The same rhetorical pivot is visible in expectations about the economy. The Q1 survey stated that four in ten expected the economy to get weaker in the next six months. Q2’s version? Roughly two in five now expect it to get stronger. It’s the same statistical territory, packaged to suggest momentum.

Nowhere is this more evident than in the claim that “optimism has risen sharply… reaching its ever highest in 6 years.” Yet when one digs deeper, the exuberance begins to look premature. Only 29 percent of respondents actually consider the economy to be strong. Job confidence, while improved, stands at just 30 percent.

And although comfort with household purchases has risen marginally, only one in five respondents currently feel comfortable making such purchases. That’s a sobering reality, even if it’s better than the 88 percent who said they were uncomfortable a quarter ago.

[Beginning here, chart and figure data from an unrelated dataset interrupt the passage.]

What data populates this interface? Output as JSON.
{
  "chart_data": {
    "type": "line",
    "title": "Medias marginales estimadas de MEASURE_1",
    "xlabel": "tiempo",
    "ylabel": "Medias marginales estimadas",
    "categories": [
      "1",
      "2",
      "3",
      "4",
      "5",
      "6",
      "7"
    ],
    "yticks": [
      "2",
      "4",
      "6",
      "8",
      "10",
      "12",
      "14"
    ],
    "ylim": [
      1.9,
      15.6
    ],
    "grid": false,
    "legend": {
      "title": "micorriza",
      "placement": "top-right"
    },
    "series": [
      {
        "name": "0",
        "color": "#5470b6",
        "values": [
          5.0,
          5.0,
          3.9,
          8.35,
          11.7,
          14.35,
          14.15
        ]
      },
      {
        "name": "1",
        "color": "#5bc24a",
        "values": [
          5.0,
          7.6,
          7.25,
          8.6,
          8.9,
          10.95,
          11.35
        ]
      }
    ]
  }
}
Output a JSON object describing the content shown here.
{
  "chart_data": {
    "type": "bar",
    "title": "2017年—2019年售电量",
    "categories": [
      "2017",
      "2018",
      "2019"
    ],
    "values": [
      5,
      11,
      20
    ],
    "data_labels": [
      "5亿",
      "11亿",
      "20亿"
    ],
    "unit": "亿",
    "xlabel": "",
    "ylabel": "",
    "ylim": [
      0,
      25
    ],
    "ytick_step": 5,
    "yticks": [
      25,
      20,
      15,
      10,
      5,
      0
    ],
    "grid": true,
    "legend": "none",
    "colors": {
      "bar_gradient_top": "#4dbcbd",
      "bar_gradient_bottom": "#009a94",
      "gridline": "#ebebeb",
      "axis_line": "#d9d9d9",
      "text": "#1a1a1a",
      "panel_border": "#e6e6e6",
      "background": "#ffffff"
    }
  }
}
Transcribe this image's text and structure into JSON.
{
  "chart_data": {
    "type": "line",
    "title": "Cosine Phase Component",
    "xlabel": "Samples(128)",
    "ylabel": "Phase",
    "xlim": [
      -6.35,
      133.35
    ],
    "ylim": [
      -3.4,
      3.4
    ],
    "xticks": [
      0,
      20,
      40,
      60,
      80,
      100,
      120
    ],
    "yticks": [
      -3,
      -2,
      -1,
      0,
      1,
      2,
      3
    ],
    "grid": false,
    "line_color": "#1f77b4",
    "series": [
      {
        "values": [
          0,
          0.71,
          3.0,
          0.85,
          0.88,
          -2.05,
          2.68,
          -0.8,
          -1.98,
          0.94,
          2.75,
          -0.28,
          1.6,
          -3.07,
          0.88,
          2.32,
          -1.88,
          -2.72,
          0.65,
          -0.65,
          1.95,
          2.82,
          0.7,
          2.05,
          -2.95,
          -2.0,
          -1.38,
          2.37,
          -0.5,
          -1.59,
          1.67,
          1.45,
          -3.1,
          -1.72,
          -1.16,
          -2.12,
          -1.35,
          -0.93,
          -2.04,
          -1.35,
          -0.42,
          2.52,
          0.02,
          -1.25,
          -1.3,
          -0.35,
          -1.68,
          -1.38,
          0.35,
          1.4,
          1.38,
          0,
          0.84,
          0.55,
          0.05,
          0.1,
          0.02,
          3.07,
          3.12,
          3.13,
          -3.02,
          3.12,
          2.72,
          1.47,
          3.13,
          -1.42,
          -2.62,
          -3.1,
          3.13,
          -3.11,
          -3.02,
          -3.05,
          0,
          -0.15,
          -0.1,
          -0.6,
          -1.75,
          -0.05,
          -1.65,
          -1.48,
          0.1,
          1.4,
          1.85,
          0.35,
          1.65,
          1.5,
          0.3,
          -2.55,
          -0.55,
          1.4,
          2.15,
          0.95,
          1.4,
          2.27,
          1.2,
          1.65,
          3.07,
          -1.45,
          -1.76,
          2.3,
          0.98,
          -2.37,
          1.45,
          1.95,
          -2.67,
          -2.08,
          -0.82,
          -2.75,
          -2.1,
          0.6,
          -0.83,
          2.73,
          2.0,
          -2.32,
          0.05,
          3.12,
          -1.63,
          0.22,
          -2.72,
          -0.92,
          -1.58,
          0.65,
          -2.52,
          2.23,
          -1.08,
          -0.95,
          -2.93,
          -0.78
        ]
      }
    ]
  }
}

To be clear, the direction of change is positive. But these are not numbers of a confident consumer class. These are numbers of a population still grappling with economic stress, expressing a cautious sigh of relief rather than any surge of optimism.

Ipsos deserves credit for presenting time-series data, allowing for trend tracking over multiple quarters. But given how the survey has evolved into fodder for headlines and podium speeches, the gaps in methodology warrant scrutiny.

The use of Computer-Assisted Telephonic Interviews (CATI) is pragmatic, and post-stratification by province, gender, and socioeconomic class (SEC) is standard. Yet the lack of detail around sampling precision, response rates, and the definitions of SECs leaves unanswered questions. There is also no mention of urban-rural balancing — a gap that matters, especially when rural respondents have repeatedly shown more optimism.

It’s understandable why the government is eager to seize this narrative. A fragile rebound is more politically palatable than stagnation.

But public policy shaped by cherry-picked numbers runs the risk of overlooking deeper vulnerabilities. Sentiment may be improving, but it is doing so from a historically low base. And the path to real economic stability remains long and uneven.

So yes, the mood is better than it was. But if this is what a “record high” looks like, it serves as a reminder of just how deep the hole was to begin with.